Exact, not sampled. Every agent step with a positive observable span contributes one value to its provider’s list; the CDFs, percentiles, and summed-time bins are computed over the full set. (The old loader already kept every value here — there was never a reservoir cap on this metric — so the migration is value-for-value identical.)
Provider grouping mirrors the old loader’s str(provider) or "<unknown-provider>" fallback, so a missing/empty provider falls into <unknown-provider>.
Engine-independent timestamps. Timestamps are read from the DB as integer epoch-microseconds (CAST(epoch_us(timestamp) AS BIGINT)) and rebuilt to naive datetimes in Python, never fetched as a raw TIMESTAMP (native duckdb marshals that to a datetime, duckdb-wasm to a string). A span between two same-timezone datetimes equals the naive-microsecond span exactly, so durations match the pre-DuckDB result bit-for-bit.

Code structure

plot.py is a query→shape→plot pipeline over the shared trace DuckDB:

load_generation_seconds_by_provider(con) — the only data-loading code. It pulls per-step input and model-output timestamps from timing_events (as epoch-microsecond ints, in round_pk ingest order) and the per-step provider from rounds, then computes the observable span per step and appends it to that provider’s list. The full per-provider lists are returned, no sampling.
_input_to_last_output_span_seconds(inputs, outputs) — reproduces the pre-DuckDB timing.input_to_last_output_span_seconds for one step’s events (first-output gate, candidate inputs, positive-span filter).
_epoch_us_to_datetime(...) — rebuilds a naive datetime from epoch-microseconds.
The two figures and two CSVs are produced by the shared cdf.py helpers (plot_count_cdf_by_provider / plot_cumulative_duration_cdf_by_provider and their write_* counterparts) — matplotlib/CSV behavior unchanged from the pre-migration script.
main() — wires the standard trace_db CLI (--db | -i/--input | -o/--output-dir) and embeds the self-contained PNG sidecar.

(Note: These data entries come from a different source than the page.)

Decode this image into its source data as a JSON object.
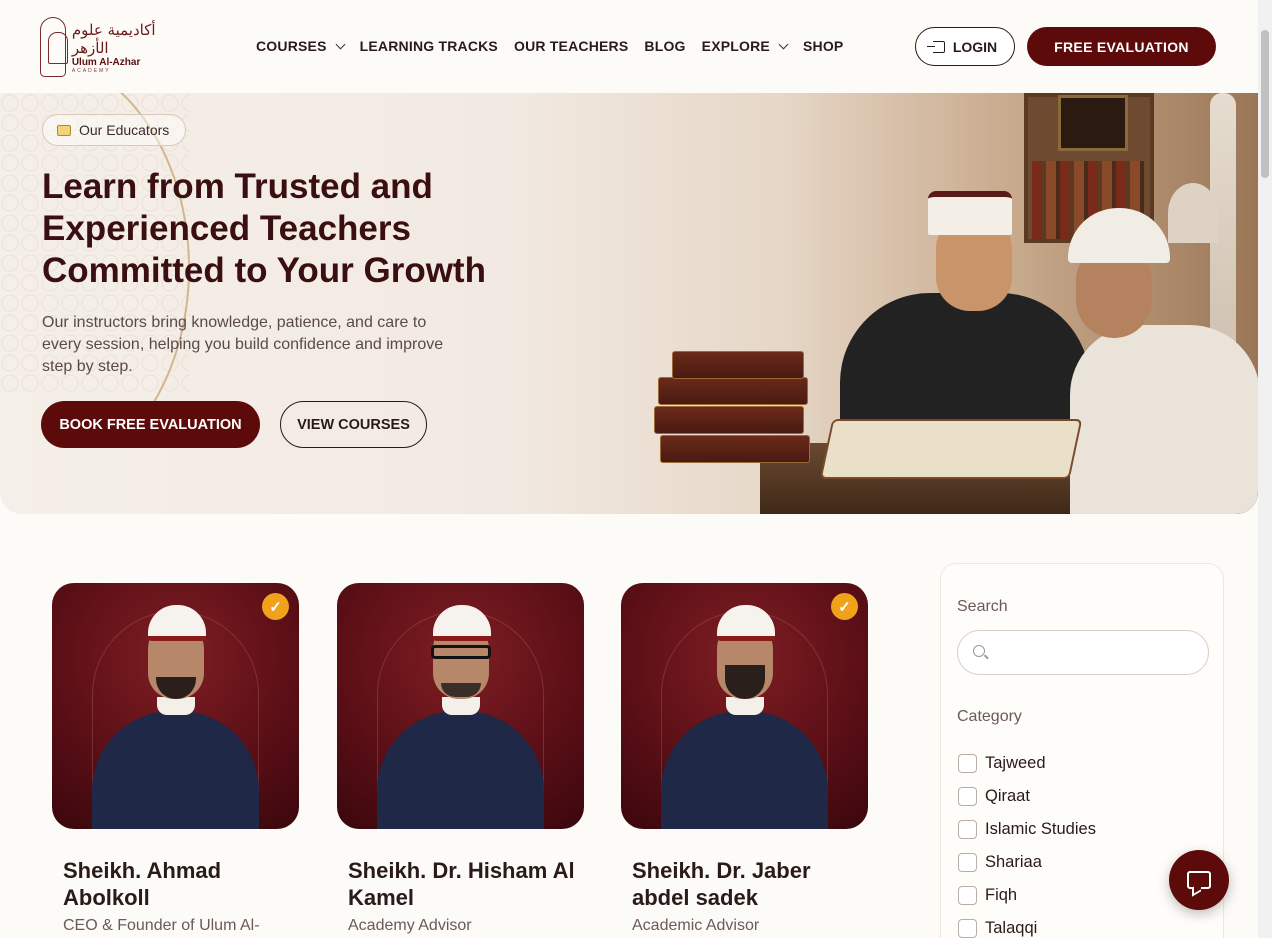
{
  "logo": {
    "arabic": "أكاديمية علوم الأزهر",
    "name": "Ulum Al-Azhar",
    "sub": "ACADEMY"
  },
  "nav": {
    "items": [
      {
        "label": "COURSES",
        "dropdown": true
      },
      {
        "label": "LEARNING TRACKS",
        "dropdown": false
      },
      {
        "label": "OUR TEACHERS",
        "dropdown": false
      },
      {
        "label": "BLOG",
        "dropdown": false
      },
      {
        "label": "EXPLORE",
        "dropdown": true
      },
      {
        "label": "SHOP",
        "dropdown": false
      }
    ]
  },
  "header": {
    "login_label": "LOGIN",
    "eval_label": "FREE EVALUATION"
  },
  "hero": {
    "badge": "Our Educators",
    "title": "Learn from Trusted and Experienced Teachers Committed to Your Growth",
    "text": "Our instructors bring knowledge, patience, and care to every session, helping you build confidence and improve step by step.",
    "book_label": "BOOK FREE EVALUATION",
    "view_label": "VIEW COURSES"
  },
  "teachers": [
    {
      "name": "Sheikh. Ahmad Abolkoll",
      "role": "CEO & Founder of Ulum Al-",
      "verified": true
    },
    {
      "name": "Sheikh. Dr. Hisham Al Kamel",
      "role": "Academy Advisor",
      "verified": false
    },
    {
      "name": "Sheikh. Dr. Jaber abdel sadek",
      "role": "Academic Advisor",
      "verified": true
    }
  ],
  "filter": {
    "search_label": "Search",
    "search_placeholder": "",
    "category_label": "Category",
    "categories": [
      "Tajweed",
      "Qiraat",
      "Islamic Studies",
      "Shariaa",
      "Fiqh",
      "Talaqqi"
    ]
  },
  "colors": {
    "brand": "#5c0a0a",
    "accent": "#f0a21a",
    "background": "#fdfbf8"
  },
  "icons": {
    "login": "login-arrow-icon",
    "badge": "chalkboard-icon",
    "verified": "verified-check-icon",
    "search": "search-icon",
    "chat": "chat-icon"
  }
}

The data layer (parsing, surrogate keys, schema) lives in artifacts/utils/trace_db.py; see artifacts/utils/DB_SCHEMA.md.

Running it

# default merged trace, output next to this README
uv run python artifacts/llm_generation/generation_time_cdf/plot.py

# a specific trace (materialized to a temp DuckDB cache on first use)
uv run python artifacts/llm_generation/generation_time_cdf/plot.py -i trace/sample.jsonl

# a prebuilt DB (run_all.py's build-db step passes this), into a chosen dir
uv run python artifacts/llm_generation/generation_time_cdf/plot.py --db "$TMPDIR/trace.duckdb" -o "$TMPDIR/out"

Outputs

llm_generation_time_count_cdf_by_provider.png / .csv — per-provider count CDF over the generation-time threshold (steps ≤ T), with per-bin and cumulative counts/shares.
llm_generation_time_total_cdf_by_provider.png / .csv — per-provider summed-time CDF, with per-bin seconds/hours and cumulative time shares.

Each PNG embeds this README, the CSVs above, and the plotting code (plot.py + shared artifacts/utils/ modules) as compressed text chunks. Unpack with uv run python artifacts/utils/png_sidecar.py extract <png>.